The second law of thermodynamics states that the sum of entropies between two or more interacting systems always increases, which is a fancy way of saying there's no such thing as a free lunch. When looking at the universe as a whole (the largest known interaction of systems), things move consistently toward disorder.
This can seem counter-intuitive, considering that we see examples of seemingly spontaneous order in our every day lives. One of the most common and profound examples is that of childbirth. A person (typically a woman) creates within them a complex, ordered entity out of disorder. But when you consider the whole of the involved systems — the food taken in, consumed, and converted to energy — the sum of entropies has increased; the amount of disorder outweighs the amount of order represented by the construction and birth of the child. Turns out babies are energy expensive, and that's in addition to the more than $200,000 it will cost to raise the kid. The Matrix is looking better and better.
In relation to energy production in Machine City, whatever energy is produced by the fields of pod people dreaming electric dreams beneath the blackened sky must necessarily be less than the energy expended. It isn't that no energy is being produced, just that it can't be enough to support the system. An array of human batteries is the energy equivalent of a Ponzi scheme. Someone might be getting rich, but it isn't you.
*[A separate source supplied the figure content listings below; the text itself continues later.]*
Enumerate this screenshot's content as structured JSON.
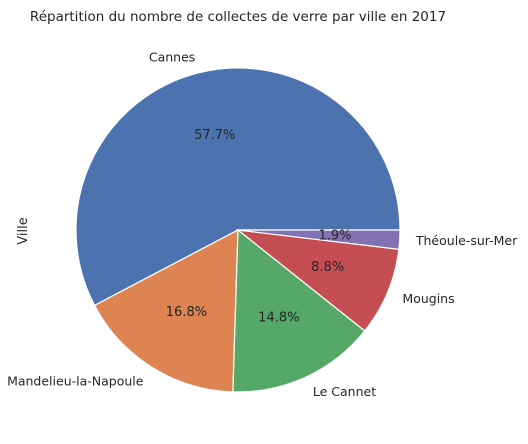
{
  "chart_data": {
    "type": "pie",
    "title": "Répartition du nombre de collectes de verre par ville en 2017",
    "ylabel": "Ville",
    "categories": [
      "Cannes",
      "Mandelieu-la-Napoule",
      "Le Cannet",
      "Mougins",
      "Théoule-sur-Mer"
    ],
    "values": [
      57.7,
      16.8,
      14.8,
      8.8,
      1.9
    ],
    "value_labels": [
      "57.7%",
      "16.8%",
      "14.8%",
      "8.8%",
      "1.9%"
    ],
    "colors": [
      "#4c72b0",
      "#dd8452",
      "#55a868",
      "#c44e52",
      "#8172b3"
    ],
    "start_angle": "0 degrees (3 o'clock), counterclockwise"
  }
}
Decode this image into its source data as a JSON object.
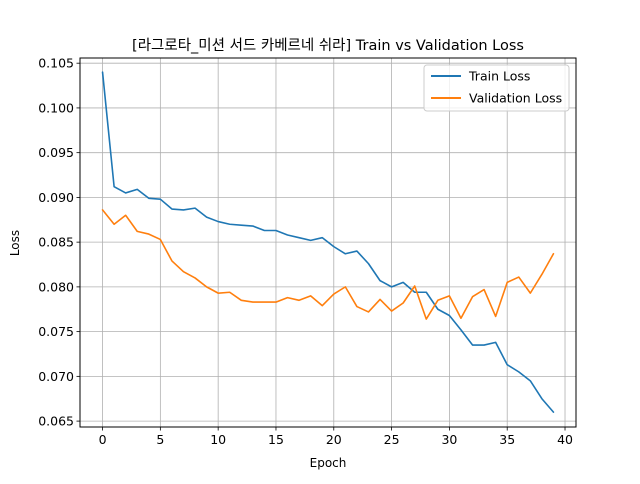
{
  "chart_data": {
    "type": "line",
    "title": "[라그로타_미션 서드 카베르네 쉬라] Train vs Validation Loss",
    "xlabel": "Epoch",
    "ylabel": "Loss",
    "xlim": [
      -1.95,
      40.95
    ],
    "ylim": [
      0.06434,
      0.10558
    ],
    "x_ticks": [
      0,
      5,
      10,
      15,
      20,
      25,
      30,
      35,
      40
    ],
    "y_ticks": [
      0.065,
      0.07,
      0.075,
      0.08,
      0.085,
      0.09,
      0.095,
      0.1,
      0.105
    ],
    "y_tick_labels": [
      "0.065",
      "0.070",
      "0.075",
      "0.080",
      "0.085",
      "0.090",
      "0.095",
      "0.100",
      "0.105"
    ],
    "grid": true,
    "legend_position": "top-right",
    "x": [
      0,
      1,
      2,
      3,
      4,
      5,
      6,
      7,
      8,
      9,
      10,
      11,
      12,
      13,
      14,
      15,
      16,
      17,
      18,
      19,
      20,
      21,
      22,
      23,
      24,
      25,
      26,
      27,
      28,
      29,
      30,
      31,
      32,
      33,
      34,
      35,
      36,
      37,
      38,
      39
    ],
    "series": [
      {
        "name": "Train Loss",
        "color": "#1f77b4",
        "values": [
          0.104,
          0.0912,
          0.0905,
          0.0909,
          0.0899,
          0.0898,
          0.0887,
          0.0886,
          0.0888,
          0.0878,
          0.0873,
          0.087,
          0.0869,
          0.0868,
          0.0863,
          0.0863,
          0.0858,
          0.0855,
          0.0852,
          0.0855,
          0.0845,
          0.0837,
          0.084,
          0.0826,
          0.0807,
          0.08,
          0.0805,
          0.0794,
          0.0794,
          0.0775,
          0.0768,
          0.0752,
          0.0735,
          0.0735,
          0.0738,
          0.0713,
          0.0705,
          0.0695,
          0.0675,
          0.066
        ]
      },
      {
        "name": "Validation Loss",
        "color": "#ff7f0e",
        "values": [
          0.0886,
          0.087,
          0.088,
          0.0862,
          0.0859,
          0.0853,
          0.0829,
          0.0817,
          0.081,
          0.08,
          0.0793,
          0.0794,
          0.0785,
          0.0783,
          0.0783,
          0.0783,
          0.0788,
          0.0785,
          0.079,
          0.0779,
          0.0792,
          0.08,
          0.0778,
          0.0772,
          0.0786,
          0.0773,
          0.0782,
          0.0801,
          0.0764,
          0.0785,
          0.079,
          0.0765,
          0.0789,
          0.0797,
          0.0767,
          0.0805,
          0.0811,
          0.0793,
          0.0814,
          0.0837
        ]
      }
    ]
  }
}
The third law of thermodynamics states that as a system moves toward absolute zero (-273.15° Celsius, or -459.7 Fahrenheit), randomness decreases and entropy approaches a constant. In other words, energy loss is decreased as things get colder.
The downside to this approach, as it relates to the machine's needs, is that reducing the temperature of their batteries to absolute zero would kill them, making the whole operation moot. It's sort of like exploding up a coppertop to make it more efficient. You might technically accomplish your goal, but at what cost?
All of this is incredibly inefficient. Even if the machines were able to use up all of the energy produced by a human brain, it would take them more than three days to charge an iPhone, and that would leave zero brain capacity for enjoying the fantasy land they created for us. We have no word on the charging time of a sentinel.
If the machines really wanted to use a biological power source, there are far better options than human bodies. Moreover, they could have built spires which reach above the scorched sky to get energy directly from the sun, or utilized nuclear energy without the need to farm people. The only real explanation for the vast fields of human bodies being maintained in stasis is that the machines wanted us alive for one reason or another.
Some have speculated they were using our brain capacity as crowd-sourced computing power. Others lean on Asimov's laws to suggest that, while the machines wanted us out of the way so they could go about their business, they felt an imperative to protect humanity on the whole. Either of these are better explanations than that of energy need.
In terms of power production, the machines would be better off letting all of humanity die off before burning the liquefied cheeseburgers they were planning to pump into our tubes and basking in the charbroiled glow. But I'm not about to tell them that.
Of course, maybe it's all just a fun cinematic experience meant to entertain and make us think about our choices and our place in the world. In that, the Wachowskis have succeeded. Twenty years on, we're still talking about the world they built and, by any measure, that is energy well spent.